O cinema é a vingança noturna contra o dia de trabalho, em que máquinas dominam quem as opera. Difícil saber se a compensação do filme leva à transformação do mundo ou ao conformismo. Ou, o que parece mais plausível, às duas coisas ao mesmo tempo.

Mas é fato que a cultura do teste se espalhou por todos os domínios da vida, da política ao mundo da moda, da música ao esporte. Hoje, tem o formato de uma cultura da celebridade. Com a televisão, a democracia de massas passou a selecionar pessoas capazes de desempenhar diante da câmera, por exemplo. É um movimento que pasteuriza os conflitos e bloqueia o acesso da grande maioria das pessoas à esfera pública e à política.

Já a internet trouxe um contramovimento interessante. Vídeos tecnicamente elementares atraem milhões de espectadores na rede. Vale cantar fora dos padrões, dançar e representar como for possível, lançar filmes caseiros. Não teve o efeito de libertar por inteiro a sociabilidade da lógica do desempenho. Mas mostrou que o teste pode ter outro sentido que apenas o de excluir.

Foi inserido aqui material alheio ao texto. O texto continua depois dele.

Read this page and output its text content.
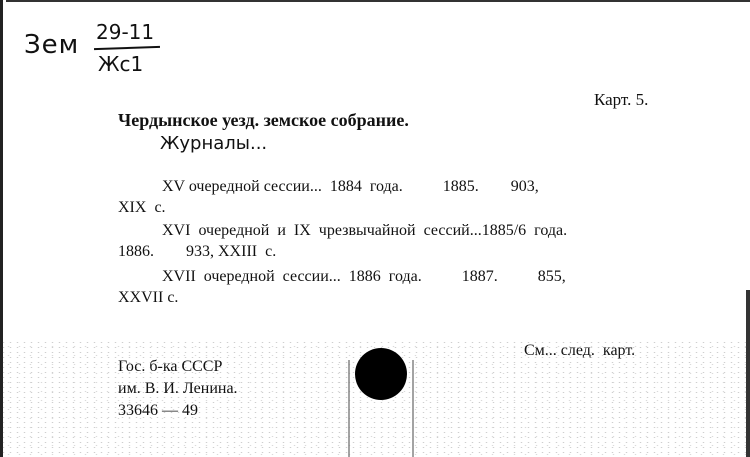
Зем 29-11
Жс1
Карт. 5.
Чердынское уезд. земское собрание.
Журналы...
XV очередной сессии...  1884  года.          1885.        903,
XIX  с.
XVI  очередной  и  IX  чрезвычайной  сессий...1885/6  года.
1886.        933, XXIII  с.
XVII  очередной  сессии...  1886  года.          1887.          855,
XXVII с.
См... след.  карт.
Гос. б-ка СССР
им. В. И. Ленина.
33646 — 49
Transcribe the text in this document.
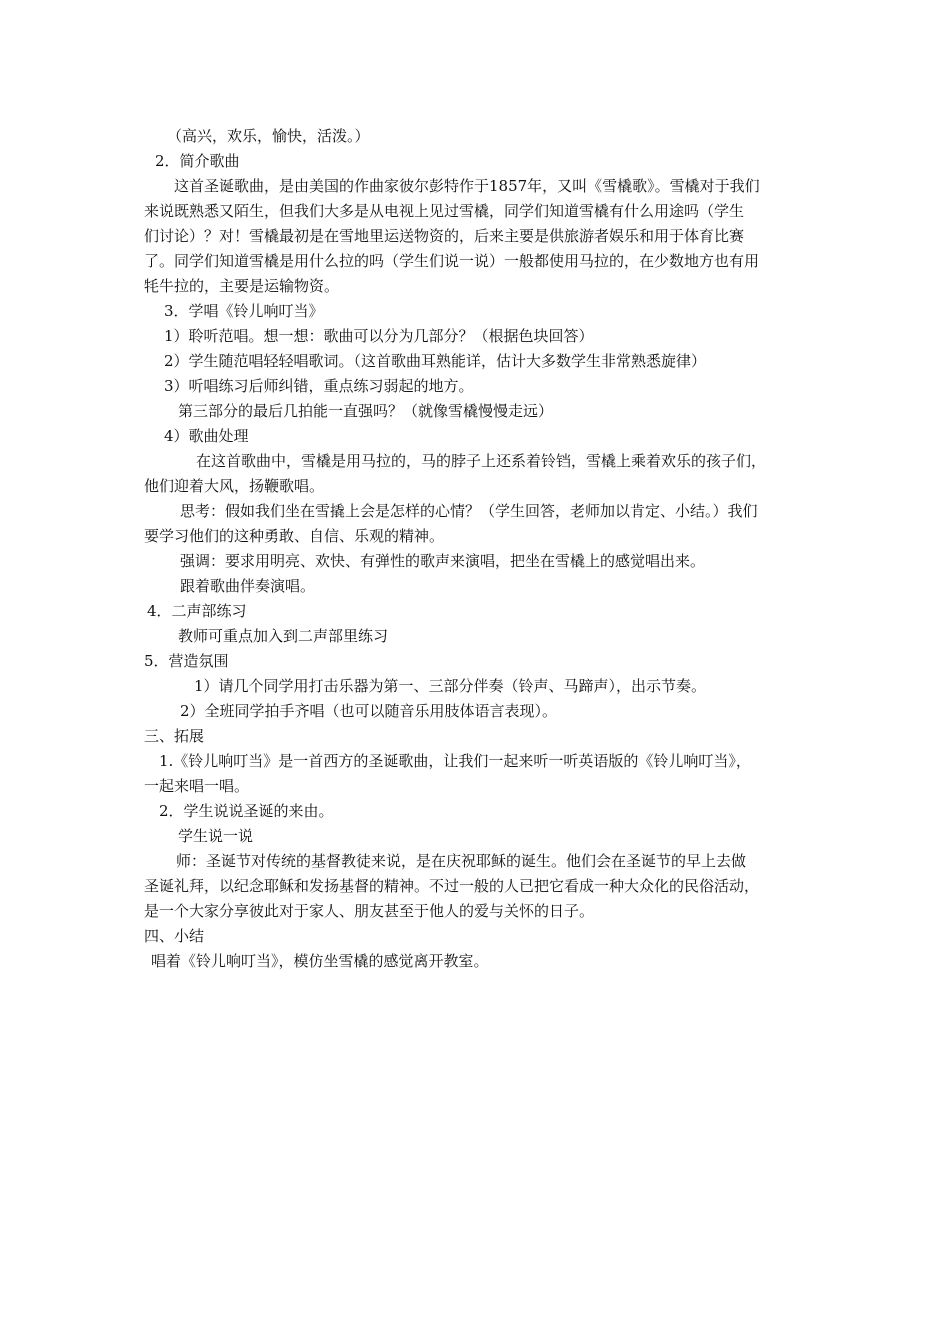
（高兴，欢乐，愉快，活泼。）
2．简介歌曲
这首圣诞歌曲，是由美国的作曲家彼尔彭特作于1857年，又叫《雪橇歌》。雪橇对于我们
来说既熟悉又陌生，但我们大多是从电视上见过雪橇，同学们知道雪橇有什么用途吗（学生
们讨论）？对！雪橇最初是在雪地里运送物资的，后来主要是供旅游者娱乐和用于体育比赛
了。同学们知道雪橇是用什么拉的吗（学生们说一说）一般都使用马拉的，在少数地方也有用
牦牛拉的，主要是运输物资。
3．学唱《铃儿响叮当》
1）聆听范唱。想一想：歌曲可以分为几部分？（根据色块回答）
2）学生随范唱轻轻唱歌词。（这首歌曲耳熟能详，估计大多数学生非常熟悉旋律）
3）听唱练习后师纠错，重点练习弱起的地方。
第三部分的最后几拍能一直强吗？（就像雪橇慢慢走远）
4）歌曲处理
在这首歌曲中，雪橇是用马拉的，马的脖子上还系着铃铛，雪橇上乘着欢乐的孩子们，
他们迎着大风，扬鞭歌唱。
思考：假如我们坐在雪撬上会是怎样的心情？（学生回答，老师加以肯定、小结。）我们
要学习他们的这种勇敢、自信、乐观的精神。
强调：要求用明亮、欢快、有弹性的歌声来演唱，把坐在雪橇上的感觉唱出来。
跟着歌曲伴奏演唱。
4．二声部练习
教师可重点加入到二声部里练习
5．营造氛围
1）请几个同学用打击乐器为第一、三部分伴奏（铃声、马蹄声），出示节奏。
2）全班同学拍手齐唱（也可以随音乐用肢体语言表现）。
三、拓展
1.《铃儿响叮当》是一首西方的圣诞歌曲，让我们一起来听一听英语版的《铃儿响叮当》，
一起来唱一唱。
2．学生说说圣诞的来由。
学生说一说
师：圣诞节对传统的基督教徒来说，是在庆祝耶稣的诞生。他们会在圣诞节的早上去做
圣诞礼拜，以纪念耶稣和发扬基督的精神。不过一般的人已把它看成一种大众化的民俗活动，
是一个大家分享彼此对于家人、朋友甚至于他人的爱与关怀的日子。
四、小结
唱着《铃儿响叮当》，模仿坐雪橇的感觉离开教室。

Walter Benjamin dizia que a cultura do teste mecanizado não se aplicava ao esporte, onde os limites são, por assim dizer, naturais, onde o adversário não é a máquina. Pode ser que mudasse de ideia ao assistir a uma Olimpíada, ou a uma Copa do Mundo nos dias de hoje.

A dor física dos esportistas é constante. O negócio bilionário do chamado "esporte de alto desempenho" exige literalmente sacrifício: são frequentes e esperadas fraturas, lesões, cirurgias. E o desempenho não é apenas físico e psicológico; exige ainda o desempenho diante da câmera. A mensagem é a de que uma disciplinada submissão à técnica traz a vitória pessoal e coletiva. Não se trata de vencer a máquina, mas de lhe ser obediente em máximo grau. No esporte oficial, a rebeldia é hoje tratada como delinquência.

Sem saudosismos, falta agora inventar outros sentidos para o teste esportivo. Para que possa ser outra coisa do que o produto pasteurizado de um sofrimento muito real.